Variety: “Big TV Killed the DVR”

http://variety.com/2014/tv/news/big-media-hopes-to-kill-the-ad-zapping-dvr-with-video-on-demand-1201061036/

Great article — including the sad truth that industry forces are partly to blame for the stagnation of DVR technology. (Witness TiVo’s current experience with the Comcast Xfinity Cable Card — it’s awful — e.g. watching VOD forces me to cancel in-process DVR recordings.) I’ve been in the TV technology business for many years — even a first-ever interactive video clip game on DIRECTV’s DVR Plus. Right before commercial launch, the HR-20 DVR set-top had so many devastating unrelated problems that the launch was cancelled.

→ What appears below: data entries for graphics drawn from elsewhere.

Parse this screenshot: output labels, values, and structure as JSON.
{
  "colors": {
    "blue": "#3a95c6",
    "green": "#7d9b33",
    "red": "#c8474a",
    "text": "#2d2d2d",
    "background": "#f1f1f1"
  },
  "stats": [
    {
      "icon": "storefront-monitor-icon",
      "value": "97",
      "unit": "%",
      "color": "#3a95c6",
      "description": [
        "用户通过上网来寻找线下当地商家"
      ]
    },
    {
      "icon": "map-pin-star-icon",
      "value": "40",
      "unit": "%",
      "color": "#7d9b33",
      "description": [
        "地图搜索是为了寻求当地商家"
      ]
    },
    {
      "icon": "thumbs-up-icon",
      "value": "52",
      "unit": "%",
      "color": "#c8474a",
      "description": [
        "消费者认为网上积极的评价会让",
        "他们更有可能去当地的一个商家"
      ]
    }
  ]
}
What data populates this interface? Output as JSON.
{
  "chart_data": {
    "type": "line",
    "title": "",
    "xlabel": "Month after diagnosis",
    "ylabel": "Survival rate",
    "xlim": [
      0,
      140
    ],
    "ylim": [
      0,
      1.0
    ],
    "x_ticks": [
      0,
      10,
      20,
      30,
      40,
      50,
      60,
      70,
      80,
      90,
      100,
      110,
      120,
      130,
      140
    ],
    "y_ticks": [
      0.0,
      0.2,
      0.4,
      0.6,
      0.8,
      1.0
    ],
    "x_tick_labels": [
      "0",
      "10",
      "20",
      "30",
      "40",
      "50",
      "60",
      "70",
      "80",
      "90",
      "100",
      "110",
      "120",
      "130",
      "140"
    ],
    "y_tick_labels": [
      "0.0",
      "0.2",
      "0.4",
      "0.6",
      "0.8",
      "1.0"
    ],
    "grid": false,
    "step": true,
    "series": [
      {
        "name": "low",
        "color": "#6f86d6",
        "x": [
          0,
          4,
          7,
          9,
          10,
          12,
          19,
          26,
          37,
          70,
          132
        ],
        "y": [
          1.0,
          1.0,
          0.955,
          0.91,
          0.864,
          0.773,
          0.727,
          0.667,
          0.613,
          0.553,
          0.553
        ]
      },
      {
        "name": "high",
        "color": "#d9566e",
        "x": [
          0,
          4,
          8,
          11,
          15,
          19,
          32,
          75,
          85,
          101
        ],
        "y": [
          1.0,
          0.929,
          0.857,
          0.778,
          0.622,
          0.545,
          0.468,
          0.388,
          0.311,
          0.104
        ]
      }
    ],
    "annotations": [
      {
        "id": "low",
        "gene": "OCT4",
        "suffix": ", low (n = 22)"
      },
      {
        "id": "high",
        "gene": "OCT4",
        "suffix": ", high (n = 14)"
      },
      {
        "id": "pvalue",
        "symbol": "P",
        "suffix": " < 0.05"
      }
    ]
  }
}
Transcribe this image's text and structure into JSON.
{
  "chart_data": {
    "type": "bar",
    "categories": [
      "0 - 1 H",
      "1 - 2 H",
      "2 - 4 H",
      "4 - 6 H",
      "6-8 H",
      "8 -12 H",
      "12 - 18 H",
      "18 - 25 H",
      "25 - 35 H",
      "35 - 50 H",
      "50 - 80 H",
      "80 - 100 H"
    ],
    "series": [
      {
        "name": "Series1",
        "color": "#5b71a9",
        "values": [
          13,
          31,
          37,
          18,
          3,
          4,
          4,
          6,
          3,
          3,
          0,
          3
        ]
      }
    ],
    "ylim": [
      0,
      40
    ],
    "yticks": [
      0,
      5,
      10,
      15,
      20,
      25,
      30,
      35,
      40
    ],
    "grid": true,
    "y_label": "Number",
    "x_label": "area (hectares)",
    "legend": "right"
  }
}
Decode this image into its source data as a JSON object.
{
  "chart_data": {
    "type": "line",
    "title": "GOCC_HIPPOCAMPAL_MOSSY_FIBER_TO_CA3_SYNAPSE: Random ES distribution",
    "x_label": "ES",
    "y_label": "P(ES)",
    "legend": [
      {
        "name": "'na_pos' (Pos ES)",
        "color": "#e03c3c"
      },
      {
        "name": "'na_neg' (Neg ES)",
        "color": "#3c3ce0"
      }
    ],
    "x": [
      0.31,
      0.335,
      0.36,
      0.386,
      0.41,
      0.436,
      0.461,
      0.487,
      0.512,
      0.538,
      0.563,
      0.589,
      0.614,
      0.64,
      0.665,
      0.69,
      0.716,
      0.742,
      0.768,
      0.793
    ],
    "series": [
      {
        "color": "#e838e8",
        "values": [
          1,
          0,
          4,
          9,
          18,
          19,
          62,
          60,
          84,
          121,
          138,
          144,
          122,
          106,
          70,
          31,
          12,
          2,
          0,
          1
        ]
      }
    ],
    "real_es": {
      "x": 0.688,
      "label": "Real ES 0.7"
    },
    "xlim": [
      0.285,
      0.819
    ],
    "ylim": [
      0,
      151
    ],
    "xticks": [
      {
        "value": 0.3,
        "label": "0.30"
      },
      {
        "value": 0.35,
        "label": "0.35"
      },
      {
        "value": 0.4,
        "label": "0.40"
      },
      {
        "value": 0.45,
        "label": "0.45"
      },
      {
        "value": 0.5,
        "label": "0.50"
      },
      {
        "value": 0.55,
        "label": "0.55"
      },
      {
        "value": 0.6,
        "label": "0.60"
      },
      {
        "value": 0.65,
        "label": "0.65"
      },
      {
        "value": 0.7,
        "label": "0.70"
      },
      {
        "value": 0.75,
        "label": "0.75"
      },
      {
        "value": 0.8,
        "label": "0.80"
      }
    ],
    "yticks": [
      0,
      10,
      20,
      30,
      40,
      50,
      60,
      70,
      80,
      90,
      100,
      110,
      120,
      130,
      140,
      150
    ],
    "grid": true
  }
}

There’s a reason that DISH and DIRECTV are the only pay TV providers with a decent DVR product. The cable companies never had DVR on their list of top priorities, even at the height of the DVR boom. (For years I tried to get access to the “record API” — without success — even when Comcast was trying to market their remote record features. Now they are more widely available and @seeIT was recently launched as a Twitter play, but this is likely too little too late.)

Still — as a fan of the tech, I have hope for the DVR. Four reasons:

First, for those of us that are use to the great “trick-play” features of DVR — Fast Forward, Rewind, Skip — even Netflix doesn’t compare. If your kids interrupt you while watching a Netflix movie, it’s kind of a pain to find the spot where you left off. Trick play is a bit of a blind spot for OTT.

Second — these ‘VOD lock-down’ features are right on the border between annoying and offensive. It’s one thing to prevent users from skipping commercials, it’s quite another if you are preventing them from finishing a show they started at another time; or from watching the ending of a reality show; or the big dunk of the game; or the 2nd interview on Charlie Rose. No surprise that cable companies aren’t considering the maddening unintended consequences here, and surely capitalism is vibrant enough to take advantage — if not right now, perhaps in a year or two.

Third, there’s Aereo — which is (slowly) teaching us that if we simply put an antenna on our roof, we can use DVR computer software or boxes like Simple.TV to get a great DVR experience that no one can ever take away.

Finally, as mentioned above, there’s DISH and DIRECTV. They have a direct competitive interest in the technology, so they are continuing to innovate on it. While it’s true that the DVR has probably lost its long-term run as a “mass consumer” technology — the history of digital media is the history of fragmentation — fragmenting audiences, fragmenting devices, and fragmenting TV bundles. In that world — DVR will find a permanent home as a critical part of the video watching experience for those of us that simply don’t have the time or patience to watch TV at regular speed — it just feels like slo-mo.